Mr. Hawley, I am not writing to tell you that on my twelve-and-a-half hour flight I developed no less than four pimples, brought on by the stress of watching my hard-earned American dollars dumped into a bin, or possibly just because the blemishes sensed that with my defenses down, this was their hour of triumph. Nor am I writing to complain that these increasingly severe restrictions are making us look more like a certain former Afghani government we deposed (in part) because of its oppressive austerity against things like cosmetics (see title of this posting if you are confused about to whom I am alluding, Mr. Hawley). I am not even writing to say that in China, a country which I grew up learning was significantly less free than our own, there are no domestic restrictions on in-flight fluids other than alcohol (and maybe highly flammable liquids). I am sure you daily receive hundreds of emails lodging these very complaints, so I will not waste your time by reiterating that of which you have already been apprised.

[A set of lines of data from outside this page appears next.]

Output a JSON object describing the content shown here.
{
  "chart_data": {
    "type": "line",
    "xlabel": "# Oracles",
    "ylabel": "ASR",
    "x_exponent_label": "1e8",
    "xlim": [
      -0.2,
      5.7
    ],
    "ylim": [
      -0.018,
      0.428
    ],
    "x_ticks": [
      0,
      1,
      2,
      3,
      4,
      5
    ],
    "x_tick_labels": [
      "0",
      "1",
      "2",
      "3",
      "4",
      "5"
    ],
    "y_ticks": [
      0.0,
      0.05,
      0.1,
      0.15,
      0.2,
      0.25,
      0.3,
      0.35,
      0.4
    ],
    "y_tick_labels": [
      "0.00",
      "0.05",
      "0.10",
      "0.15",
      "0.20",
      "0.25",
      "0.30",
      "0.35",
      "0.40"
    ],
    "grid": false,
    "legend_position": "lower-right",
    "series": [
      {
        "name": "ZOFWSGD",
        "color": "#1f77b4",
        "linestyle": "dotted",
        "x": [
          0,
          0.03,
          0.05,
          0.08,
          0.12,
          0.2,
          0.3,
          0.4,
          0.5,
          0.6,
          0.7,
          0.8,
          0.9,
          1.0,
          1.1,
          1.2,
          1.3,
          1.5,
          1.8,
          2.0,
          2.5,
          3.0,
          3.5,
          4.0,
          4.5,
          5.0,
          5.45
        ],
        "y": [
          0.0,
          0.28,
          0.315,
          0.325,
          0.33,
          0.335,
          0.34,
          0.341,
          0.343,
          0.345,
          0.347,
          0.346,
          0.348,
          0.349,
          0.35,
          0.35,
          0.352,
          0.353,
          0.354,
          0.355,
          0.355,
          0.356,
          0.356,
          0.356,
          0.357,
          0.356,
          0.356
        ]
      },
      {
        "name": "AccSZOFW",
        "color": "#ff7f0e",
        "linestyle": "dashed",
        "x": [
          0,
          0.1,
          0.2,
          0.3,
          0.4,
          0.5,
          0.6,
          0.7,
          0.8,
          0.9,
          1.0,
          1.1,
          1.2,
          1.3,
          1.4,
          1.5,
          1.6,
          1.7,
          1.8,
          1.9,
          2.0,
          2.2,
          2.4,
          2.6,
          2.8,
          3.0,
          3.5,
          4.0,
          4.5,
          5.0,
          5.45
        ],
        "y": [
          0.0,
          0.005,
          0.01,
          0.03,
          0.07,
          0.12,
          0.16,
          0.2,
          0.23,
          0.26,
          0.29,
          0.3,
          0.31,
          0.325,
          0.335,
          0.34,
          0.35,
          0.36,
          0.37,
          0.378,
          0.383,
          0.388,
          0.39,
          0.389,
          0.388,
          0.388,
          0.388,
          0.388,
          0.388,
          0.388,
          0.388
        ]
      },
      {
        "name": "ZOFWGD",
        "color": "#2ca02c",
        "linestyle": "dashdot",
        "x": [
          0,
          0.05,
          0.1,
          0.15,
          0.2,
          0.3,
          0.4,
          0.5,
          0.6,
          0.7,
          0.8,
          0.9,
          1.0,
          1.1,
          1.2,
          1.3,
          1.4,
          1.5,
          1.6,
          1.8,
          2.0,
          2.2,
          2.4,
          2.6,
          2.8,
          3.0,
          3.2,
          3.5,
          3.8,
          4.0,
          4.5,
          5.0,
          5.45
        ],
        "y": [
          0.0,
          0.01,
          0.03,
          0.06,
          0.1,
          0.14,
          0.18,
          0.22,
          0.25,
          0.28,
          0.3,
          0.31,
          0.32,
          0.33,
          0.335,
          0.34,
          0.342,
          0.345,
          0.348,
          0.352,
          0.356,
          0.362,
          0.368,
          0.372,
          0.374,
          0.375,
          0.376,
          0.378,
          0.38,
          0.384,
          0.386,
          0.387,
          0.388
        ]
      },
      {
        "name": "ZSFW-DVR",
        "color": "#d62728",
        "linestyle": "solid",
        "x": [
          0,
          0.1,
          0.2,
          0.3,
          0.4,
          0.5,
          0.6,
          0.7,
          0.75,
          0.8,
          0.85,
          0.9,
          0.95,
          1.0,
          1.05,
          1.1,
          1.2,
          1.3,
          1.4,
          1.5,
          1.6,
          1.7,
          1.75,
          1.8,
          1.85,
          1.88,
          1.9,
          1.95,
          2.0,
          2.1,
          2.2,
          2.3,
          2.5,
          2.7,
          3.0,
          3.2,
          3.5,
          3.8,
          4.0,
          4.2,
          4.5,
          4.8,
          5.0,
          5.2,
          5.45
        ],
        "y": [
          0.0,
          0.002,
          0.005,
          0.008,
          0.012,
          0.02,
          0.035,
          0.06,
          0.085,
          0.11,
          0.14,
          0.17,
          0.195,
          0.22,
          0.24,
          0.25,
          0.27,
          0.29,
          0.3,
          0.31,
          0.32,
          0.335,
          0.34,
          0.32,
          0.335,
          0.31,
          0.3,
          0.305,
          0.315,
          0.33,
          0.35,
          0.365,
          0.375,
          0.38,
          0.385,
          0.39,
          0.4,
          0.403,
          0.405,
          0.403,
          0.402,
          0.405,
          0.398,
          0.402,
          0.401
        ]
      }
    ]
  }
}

Perhaps this missive is approaching a length somewhat inappropriate for a "business" letter, so let me cut to the point(s):
1. If you liquids are banned from carry-on baggage and must be stowed in check-in luggage, passengers must be given notice of this prior to the time they are separated from their check-in bags. You should also consider alerting travellers (via your website) that these policies are in effect not only on domestic American flights, but on international flights into the country as well.
2. If you use foreign agents to implement American security policies, they should be American-trained to ensure proper enforcement of those policies. It does no good when a traveller's 0.3 oz acne medication is apprehended, but his 5 fl. oz container of anti-shine refreshing lotion (which could be anything inside it's opaque bottle) goes unnoticed. Since these new restrictions were put in place (ostensibly) for our safety, as a tax-paying citizen, I have the right to expect that you not only create new regulations, but enforce them, too.
3. (Really an extention of point #2) Exemptions from the policy also need to be properly enforced. This means that if a traveller has small containers of toiletry items under the 3 oz. weight limit, he should be allowed to carry them aboard an aircraft in accordance with the TSA's guidelines.
In short, shoddy enforcement of TSA rules abroad puts the lives of the travelling public in danger, while simultaneously creating gross economic inefficiency, in as far as airplane passangers must throw away perfectly permissible goods at the security gate. This is unacceptable. Period.